高齢になると、少しずつ食事量が少なくなる傾向があります。体を動かす機会が減ることで、食欲が減ってしまうこともあります。
そこで気になるのが、高齢者の食事量の目安です。高齢者が必要とする食事の目安を知っておけば、必要以上の心配をすることはありません。
今回は、高齢者の食事やその量・回数や必要な栄養などについて、解説していきましょう。
高齢になってくると、食事量が減少します。食欲旺盛で食事量が落ちない方もいらっしゃるかもしれませんが、一般的に年齢が上がるほど、食事量は減少する傾向があるのです。
ではなぜそういったことが起こるのか、見ていきましょう。
高齢者の場合、若いころに比べると行動範囲が狭くなります。それに伴って運動量も減るので、エネルギー消費量も少なくなります。結果として「お腹がすく」という感覚が鈍り、1回の食事量が少なくなりやすいわけです。
また、食事量の低下は、便秘を引き起こす原意にもなります。便秘はさらなる食欲低下をもたらす危険性があるので、食べない→出ない→だから食べないといった悪循環に陥りやすくなるのです。
「お腹がすかない」という理由以外に、「味覚が鈍る」「噛む力が弱くなる」といった機能低下が原因となることもあります。硬いものがうまく食べられない、飲みこみが悪くなった、味がよくわからないなど、食事をするうえで若いころとは違う違和感が多くなり、結果として食事量が少なくなってしまうのです。
高齢者の食事量の低下は、様々なリスクの原因になります。ですが、では実際にどれくらいの量を摂ればいいのか、目安を知っておくことが、そのリスクを防ぐことが一つの方法と言えるでしょう。
ここでは、普段あまり運動をしない75歳以上の高齢者についてお話しします。
1日に必要な摂取カロリーは1800kcalと言われています。

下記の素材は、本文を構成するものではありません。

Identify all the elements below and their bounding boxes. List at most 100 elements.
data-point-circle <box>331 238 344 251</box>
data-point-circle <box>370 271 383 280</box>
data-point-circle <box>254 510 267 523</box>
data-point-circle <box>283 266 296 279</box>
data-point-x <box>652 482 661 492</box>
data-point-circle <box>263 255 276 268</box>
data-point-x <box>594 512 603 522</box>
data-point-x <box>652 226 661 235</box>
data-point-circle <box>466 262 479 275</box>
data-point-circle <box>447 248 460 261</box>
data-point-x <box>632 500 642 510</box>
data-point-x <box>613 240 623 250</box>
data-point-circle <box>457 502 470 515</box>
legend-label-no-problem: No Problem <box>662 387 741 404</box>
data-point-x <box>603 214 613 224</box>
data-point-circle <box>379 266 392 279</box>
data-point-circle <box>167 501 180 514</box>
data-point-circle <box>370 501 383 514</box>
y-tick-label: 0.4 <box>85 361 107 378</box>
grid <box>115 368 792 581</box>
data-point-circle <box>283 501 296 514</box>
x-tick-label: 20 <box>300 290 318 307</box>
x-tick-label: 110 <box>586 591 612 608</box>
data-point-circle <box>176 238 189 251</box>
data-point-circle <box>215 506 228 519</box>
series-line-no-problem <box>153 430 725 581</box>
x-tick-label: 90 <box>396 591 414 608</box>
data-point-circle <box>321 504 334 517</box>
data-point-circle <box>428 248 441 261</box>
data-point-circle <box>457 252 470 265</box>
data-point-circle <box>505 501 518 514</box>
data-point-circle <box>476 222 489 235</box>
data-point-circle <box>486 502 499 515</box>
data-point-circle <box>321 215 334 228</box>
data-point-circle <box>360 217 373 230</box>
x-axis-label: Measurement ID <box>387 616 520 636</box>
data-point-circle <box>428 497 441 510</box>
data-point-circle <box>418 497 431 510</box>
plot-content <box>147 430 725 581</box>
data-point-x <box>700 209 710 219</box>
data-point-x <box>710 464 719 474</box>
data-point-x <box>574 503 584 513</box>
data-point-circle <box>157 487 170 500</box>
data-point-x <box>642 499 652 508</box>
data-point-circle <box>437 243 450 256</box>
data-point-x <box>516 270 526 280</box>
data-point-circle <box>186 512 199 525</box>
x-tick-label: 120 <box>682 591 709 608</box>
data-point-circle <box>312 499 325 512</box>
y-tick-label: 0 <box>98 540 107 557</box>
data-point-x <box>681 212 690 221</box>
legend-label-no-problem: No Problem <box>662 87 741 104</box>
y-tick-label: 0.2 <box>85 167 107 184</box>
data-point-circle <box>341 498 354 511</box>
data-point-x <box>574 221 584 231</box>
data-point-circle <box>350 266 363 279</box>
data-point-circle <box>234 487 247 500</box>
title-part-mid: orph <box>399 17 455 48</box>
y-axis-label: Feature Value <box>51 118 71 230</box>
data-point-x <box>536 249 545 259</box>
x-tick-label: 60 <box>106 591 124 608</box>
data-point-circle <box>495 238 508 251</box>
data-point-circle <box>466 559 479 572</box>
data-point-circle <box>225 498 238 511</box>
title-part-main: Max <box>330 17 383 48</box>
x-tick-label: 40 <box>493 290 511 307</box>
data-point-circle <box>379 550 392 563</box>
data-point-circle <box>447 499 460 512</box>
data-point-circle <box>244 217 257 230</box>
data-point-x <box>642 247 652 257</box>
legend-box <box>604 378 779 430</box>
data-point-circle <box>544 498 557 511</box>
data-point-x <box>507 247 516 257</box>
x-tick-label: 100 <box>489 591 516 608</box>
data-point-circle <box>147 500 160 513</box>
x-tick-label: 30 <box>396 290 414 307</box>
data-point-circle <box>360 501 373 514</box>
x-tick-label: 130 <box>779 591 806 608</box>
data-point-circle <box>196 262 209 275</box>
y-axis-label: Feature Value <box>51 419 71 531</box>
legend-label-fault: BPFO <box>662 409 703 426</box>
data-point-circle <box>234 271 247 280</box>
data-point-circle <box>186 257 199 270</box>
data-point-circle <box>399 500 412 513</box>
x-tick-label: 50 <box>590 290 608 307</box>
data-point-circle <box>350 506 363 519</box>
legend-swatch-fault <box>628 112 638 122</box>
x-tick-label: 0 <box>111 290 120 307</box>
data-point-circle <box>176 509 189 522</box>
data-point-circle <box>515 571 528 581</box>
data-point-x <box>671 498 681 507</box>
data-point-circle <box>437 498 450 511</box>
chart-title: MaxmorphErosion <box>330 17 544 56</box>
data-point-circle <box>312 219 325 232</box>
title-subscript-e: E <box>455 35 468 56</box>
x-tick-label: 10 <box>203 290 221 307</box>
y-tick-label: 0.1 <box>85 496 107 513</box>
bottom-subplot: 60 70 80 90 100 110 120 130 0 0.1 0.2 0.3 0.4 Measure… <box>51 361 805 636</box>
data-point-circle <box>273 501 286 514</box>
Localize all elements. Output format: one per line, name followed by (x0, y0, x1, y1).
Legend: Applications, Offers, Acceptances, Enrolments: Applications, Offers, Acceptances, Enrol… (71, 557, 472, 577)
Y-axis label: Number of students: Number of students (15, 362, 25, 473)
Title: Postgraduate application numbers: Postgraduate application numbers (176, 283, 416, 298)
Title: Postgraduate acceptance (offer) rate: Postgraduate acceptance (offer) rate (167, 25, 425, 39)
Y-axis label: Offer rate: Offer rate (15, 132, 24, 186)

もちろん、運動量の多い人は若干これより多くなりますが、家で過ごしている人の場合にはこの数値が目安となります。
1日の必要な摂取カロリーは1400kcalと言われています。女性の方が男性に比べると若干少ないですが、これも運動量によって違いが出てきます。
高齢者に必要な栄養素は、たんぱく質、脂質、炭水化物、ビタミンが代表的でしょう。高齢者に限らずこの4つの栄養素はとても重要ですが、特に高齢者の場合には、意識して摂取を心がけることが大切なのです。
必要なカロリーがわかっても、実際の食事でどのような食材を使えばいいのかわかりにくいですよね。
そこでここでは、必要な栄養素の具体的な量をお話ししましょう。
人間の体、主に筋肉や血液、皮膚や臓器を構成するたんぱく質は、肉や魚・卵・豆腐や納豆・牛乳などに含まれています。1日に必要な摂取量は男性で50g、女性は40gが理想。摂取量が少ないと免疫機能が低下するため、病気にかかりやすくなります。そのため、しっかり摂取したい栄養素でもあります。
脂質は体温を保ち、エネルギーの源となりますが、不足するとエネルギー不足で疲れやすくなります。
ただし、脂質を摂りすぎると高脂血症や動脈硬化の原因になるので、適切な摂取量を心がけましょう。主な食材は、サラダ油やオリーブオイル、バターやマーガリン、肉の脂身で、1日の摂取量の目安は15g(大さじ1程度)です。
炭水化物はエネルギー源として重要ですが、特に脳が炭水化物からの糖分をエネルギー源として取り入れるため、不足すると判断力や注意力が低下する恐れがあります。高齢者の場合には、生活に直結した行動に支障が出やすいので、目安となる摂取量を摂りましょう。主な食材はごはん、パン、うどん、ジャガイモなどです。摂取量の目安は、毎食ごはんであれば茶碗1杯強ずつが理想ですが、パンやうどんと組み合わせると摂取しやすくなるでしょう。
体の調子を整える働きがあるビタミンは、水溶性だと体内にとどめておくことができないため、毎回の食事で補う必要があります。ニンジンやホウレン草といった緑黄色野菜や果物が主な食材で、緑黄色野菜は100g、淡色野菜は250g、果物は150gが目安となります。
なかなか必要な食事量が確保できない時には、様々な工夫をしてみましょう。噛む力が弱くなっているのであれば、柔らかく調理する・細かく刻む・飲みこみやすい食材を使うなどの工夫をすることで、食事量が増えるきっかけになります。
また、1回の食事で食べきれないというのであれば、食事回数を増やす方法もあります。小分けにして少しずつ確実に摂取してもらえればいいのです。
食事はバランスの取れた内容と量を、しっかり摂取することが大切です。味付けやご本人の好み、回数や調理法を工夫することで、毎回おいしく食事ができ、自然と健康が保たれるのではないでしょうか。